Figure 5. One model simulation run.

Gray lines correspond to anti-EBLV-1 antibody seroprevalence in each subpopulation over 50 years. Black lines correspond to seroprevalence measured at the end of May. The parameter values used are: R ₀ = 3, r = 0.6, interisland exchange  = 3 individuals, immune-period duration  = 6 months, and the default values reported in Table 2 for the incubation- and immune-period durations. Abbreviations are as given in the legend to Figure 3.

Figure 6. Ecological factors effect in EBLV-1 persistence on both islands.

The persistence index is represented as a function of the seasonal interisland exchanges (Y-axes) and reduction of contacts during low-transmission periods (X-axes), for three different intraspecies R ₀ values (2, 4 and 6). Persistence index shades of gray from white to black correspond, respectively, to low and high probabilities of virus persistence.

Figure 7. Individual bat species effect in EBLV-1 persistence.

The persistence index is represented as in Figure 6. The first column corresponds to the reference scenario (Ref), in which none of the species is removed from the transmission process. The remaining columns correspond to the tested scenarios in which one after the other the indicated species is excluded from the transmission process.

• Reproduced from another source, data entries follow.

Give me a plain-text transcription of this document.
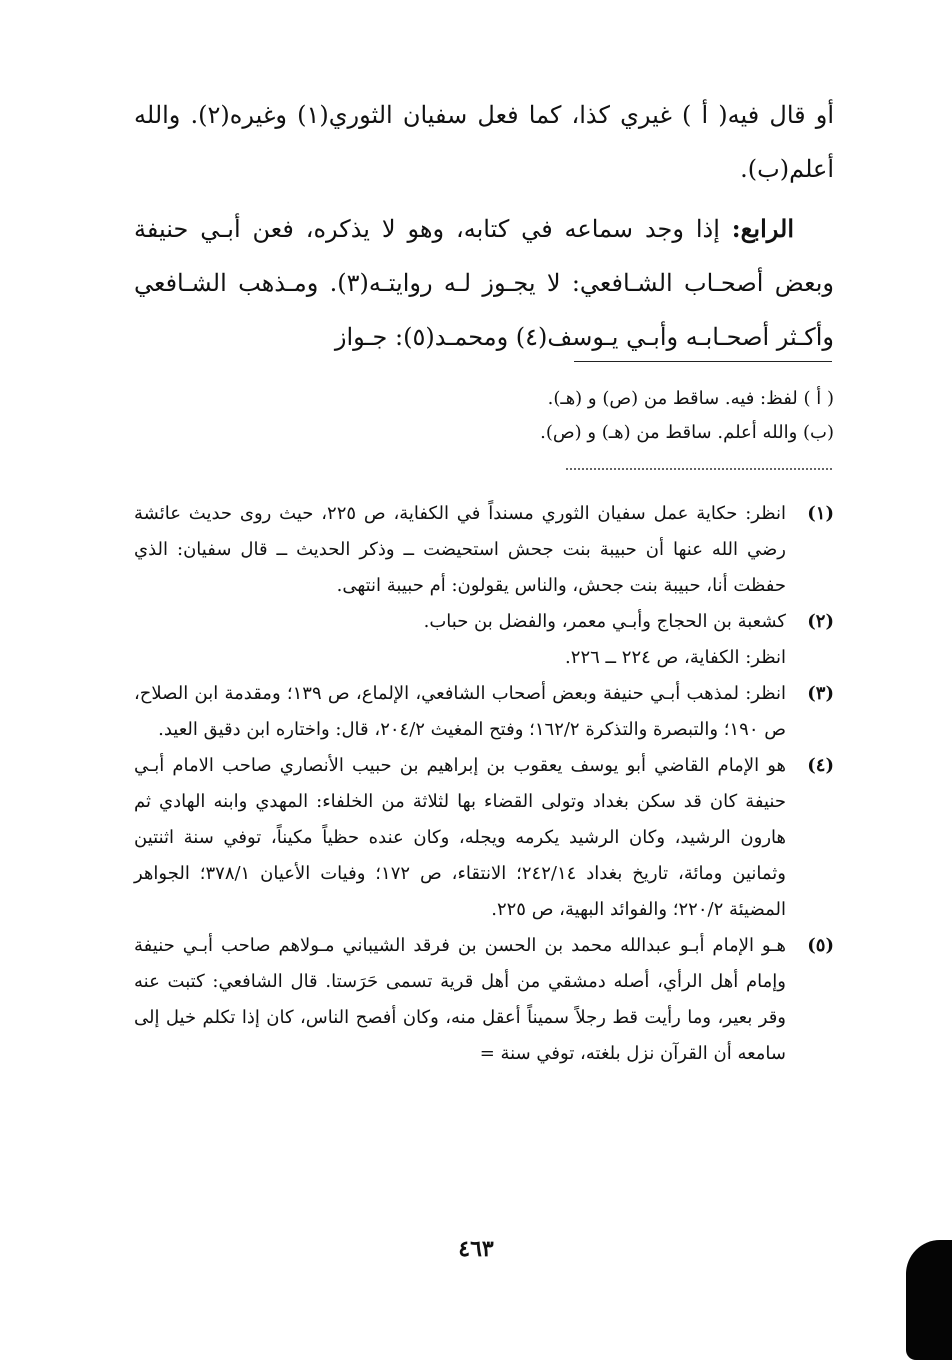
أو قال فيه( أ ) غيري كذا، كما فعل سفيان الثوري(١) وغيره(٢). والله أعلم(ب).

الرابع: إذا وجد سماعه في كتابه، وهو لا يذكره، فعن أبـي حنيفة وبعض أصحـاب الشـافعي: لا يجـوز لـه روايتـه(٣). ومـذهب الشـافعي وأكـثر أصحـابـه وأبـي يـوسف(٤) ومحمـد(٥): جـواز

( أ ) لفظ: فيه. ساقط من (ص) و (هـ).
(ب) والله أعلم. ساقط من (هـ) و (ص).

(١)
انظر: حكاية عمل سفيان الثوري مسنداً في الكفاية، ص ٢٢٥، حيث روى حديث عائشة رضي الله عنها أن حبيبة بنت جحش استحيضت ــ وذكر الحديث ــ قال سفيان: الذي حفظت أنا، حبيبة بنت جحش، والناس يقولون: أم حبيبة انتهى.

(٢)
كشعبة بن الحجاج وأبـي معمر، والفضل بن حباب.
انظر: الكفاية، ص ٢٢٤ ــ ٢٢٦.

(٣)
انظر: لمذهب أبـي حنيفة وبعض أصحاب الشافعي، الإلماع، ص ١٣٩؛ ومقدمة ابن الصلاح، ص ١٩٠؛ والتبصرة والتذكرة ١٦٢/٢؛ وفتح المغيث ٢٠٤/٢، قال: واختاره ابن دقيق العيد.

(٤)
هو الإمام القاضي أبو يوسف يعقوب بن إبراهيم بن حبيب الأنصاري صاحب الامام أبـي حنيفة كان قد سكن بغداد وتولى القضاء بها لثلاثة من الخلفاء: المهدي وابنه الهادي ثم هارون الرشيد، وكان الرشيد يكرمه ويجله، وكان عنده حظياً مكيناً، توفي سنة اثنتين وثمانين ومائة، تاريخ بغداد ٢٤٢/١٤؛ الانتقاء، ص ١٧٢؛ وفيات الأعيان ٣٧٨/١؛ الجواهر المضيئة ٢٢٠/٢؛ والفوائد البهية، ص ٢٢٥.

(٥)
هـو الإمام أبـو عبدالله محمد بن الحسن بن فرقد الشيباني مـولاهم صاحب أبـي حنيفة وإمام أهل الرأي، أصله دمشقي من أهل قرية تسمى حَرَستا. قال الشافعي: كتبت عنه وقر بعير، وما رأيت قط رجلاً سميناً أعقل منه، وكان أفصح الناس، كان إذا تكلم خيل إلى سامعه أن القرآن نزل بلغته، توفي سنة =

٤٦٣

Abbreviations are as given in the legend to Figure 3.

Figure 8. Estimated sensitivities of EBLV-1 persistence-index to the parameters in the model.

The persistence index is highly sensitive to the reduction of contacts in the low-transmission period, and three M. schreibersii and M. capaccinii related parameters (R ₀, and incubation- and immune-period durations). Virus persistence is also slightly sensitive to the R. ferrumequinum R ₀ and the infectious period duration. The remaining parameters have total-order Sobol' indexes <0.1. Abbreviations are as given in the legend to Figure 3.